Nina – No caso do continente, os artistas estão sempre dispostos a vir cá. E da nossa parte, há sempre muita aceitação daquilo que é de fora. Mas, quando somos nós a tentar mediar uma exposição de um açoriano lá fora, há sempre o preconceito de que a arte da Região não está tão desenvolvida. E isso não é verdade, tanto que os açorianos estudam nas mesmas universidades que os outros artistas. Dito isto, é mais fácil apresentar nos Estados Unidos, ou na diáspora, de modo geral, do que entrar no meio lisboeta, em específico.
Fui convidada para fazer residência no Brasil, mas não foi através da indicação de uma entidade local. O convite partiu de fora porque, com as redes sociais, os artistas acabam por ter mais visibilidade… Eu invisto na minha carreira e acredito que a Sofia também investe na sua, mas fazemo-lo a nível individual. Somos os nossos próprios mediadores e curadores. Neste sentido, acredito que o artista não precisa sempre de um galerista e pode ser independente.
Sofia – Precisamos de mais galerias, mas é muito difícil ter um espaço comercial pois a arte é muito difícil de vender, em especial num meio ultraperiférico.
Como tem corrido a venda das vossas obras?
Nina – Durante alguns anos foi muito difícil, mas ultimamente tem corrido muito bem. Os compradores são maioritariamente coleccionadores do continente e estrangeiros. Antigamente tínhamos muitos coleccionadores açorianos, mas hoje os locais investem menos.
Com as residências e o foco na performance, as pessoas habituaram-se a esse novo conceito de arte em que tudo se resume àquele momento. Por um lado, é muito útil e importante e esse tipo de artista também precisa de apoios, mas, por outro lado, a arte passou a ser muito efémera.
Que visão têm acerca do meio artístico em São Miguel, nomeadamente das políticas de apoio à cultura?
Nina – Estou um pouco insatisfeita com os apoios à minha geração. Não vejo a arte como algo exclusivo da juventude, meia-idade ou terceira idade. É possível criar uma obra significativa em qualquer uma destas fases. Não estou à espera de convites pois o artista também tem de gerir a sua carreira, mas há falta de apoios na divulgação e no que toca a criar os meios para que as coisas aconteçam.
Sofia – O início de carreira é sempre muito importante, mas o Governo nunca pode descurar tudo o resto. Não é só no início que o artista precisa de apoios.

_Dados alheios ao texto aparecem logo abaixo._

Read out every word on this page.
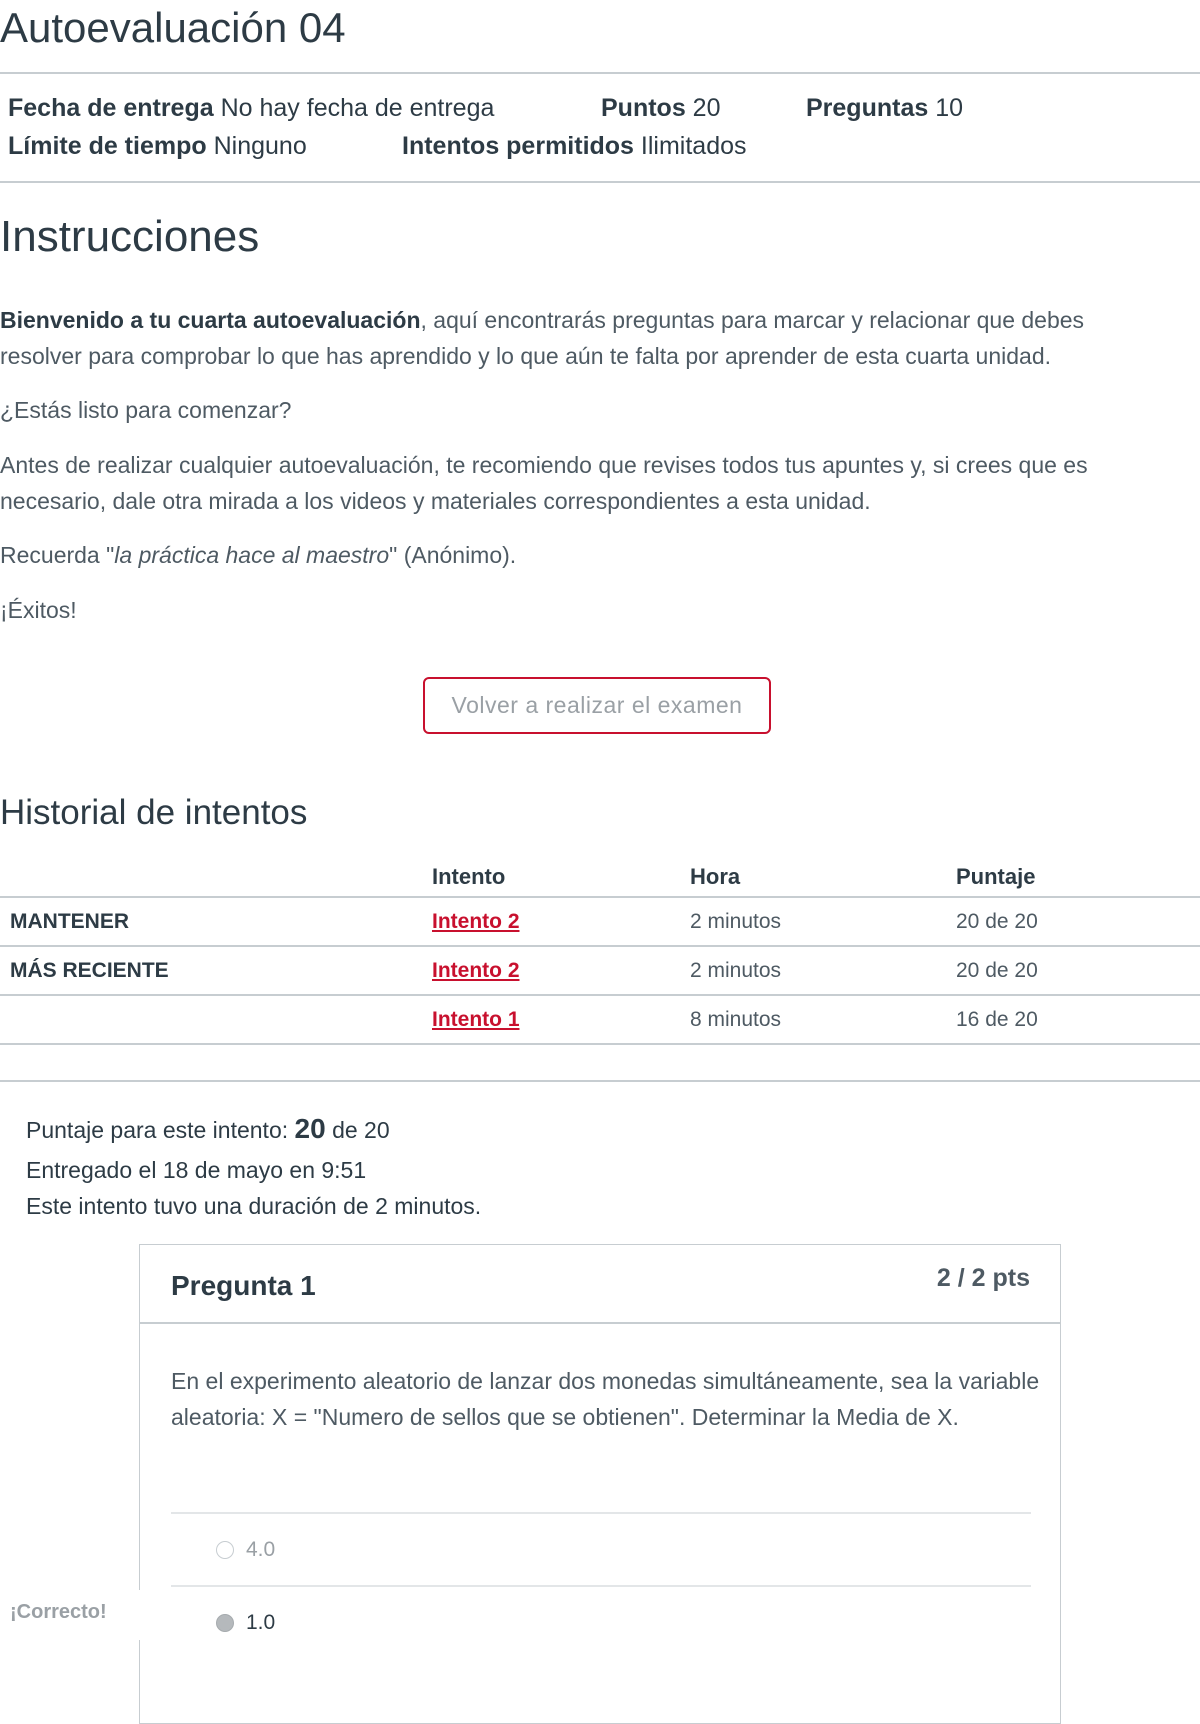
Autoevaluación 04
Fecha de entrega No hay fecha de entrega	Puntos 20	Preguntas 10
Límite de tiempo Ninguno	Intentos permitidos Ilimitados
Instrucciones

Bienvenido a tu cuarta autoevaluación, aquí encontrarás preguntas para marcar y relacionar que debes resolver para comprobar lo que has aprendido y lo que aún te falta por aprender de esta cuarta unidad.

¿Estás listo para comenzar?

Antes de realizar cualquier autoevaluación, te recomiendo que revises todos tus apuntes y, si crees que es necesario, dale otra mirada a los videos y materiales correspondientes a esta unidad.

Recuerda "la práctica hace al maestro" (Anónimo).

¡Éxitos!

Volver a realizar el examen
Historial de intentos
	Intento	Hora	Puntaje
MANTENER	Intento 2	2 minutos	20 de 20
MÁS RECIENTE	Intento 2	2 minutos	20 de 20
	Intento 1	8 minutos	16 de 20
Puntaje para este intento: 20 de 20
Entregado el 18 de mayo en 9:51
Este intento tuvo una duración de 2 minutos.
Pregunta 1	2 / 2 pts

En el experimento aleatorio de lanzar dos monedas simultáneamente, sea la variable aleatoria: X = "Numero de sellos que se obtienen". Determinar la Media de X.

4.0
1.0
¡Correcto!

“A história da arte contemporânea
da Região está a ser esquecida… “
Nina – Numa altura em que, praticamente, só existia o trabalho de Tomaz Borba Vieira, nos anos 80/90 surgiu uma geração de artistas muito significativa pois foi quem dinamizou e divulgou a arte contemporânea na Região. Faria sentido apresentar uma colectiva, ou qualquer coisa que evoque estes artistas que começaram a nova era, pois eles são completamente esquecidos, quer pelo Arquipélago – Centro de Artes Contemporâneas, quer pelas outras entidades do meio.
Sofia – Estamos a falar de serviços públicos. Entidades privadas podem escolher este tipo de abordagem, mas sendo o único centro de arte contemporânea da Região, tem a obrigação de abranger todo o cenário artístico. Quem está à frente destas instituições tem de ter essa preocupação e visão, porque há uma História.
Nina – Estão a tentar advogar que o paradigma começa aqui, que há um despertar para a arte contemporânea, e não é bem assim! Há uma história, e artistas como Tomás Borba Vieira e José Nuno da Câmara Pereira são grandes referências da arte açoriana que estão a ser completamente esquecidos. A arte não começa com o jovem daqui para a frente, mas parece que esta geração quer esquecer a História da arte contemporânea nos Açores. Posso estar errada com o meu “mau feitio”, mas é essa a minha perceção.
O artista também deve refletir e expor aquilo que acontece. Mas confesso que esta não é uma preocupação que me leve a deixar de produzir. Insisto em apresentar o que faço e não estou limitada ou à espera de convites.
Que projectos têm para os próximos tempos?
Sofia – Temos um projecto ‘Sem Espartilho’, uma parceria com o Museu Nacional do Traje, em Lisboa. O foco estará na escultura, mas também haverá uma conjugação com vídeo e um ciclo de conversas. Não podemos adiantar muito, mas levantando um pouco o véu, há uma sinergia no feminino.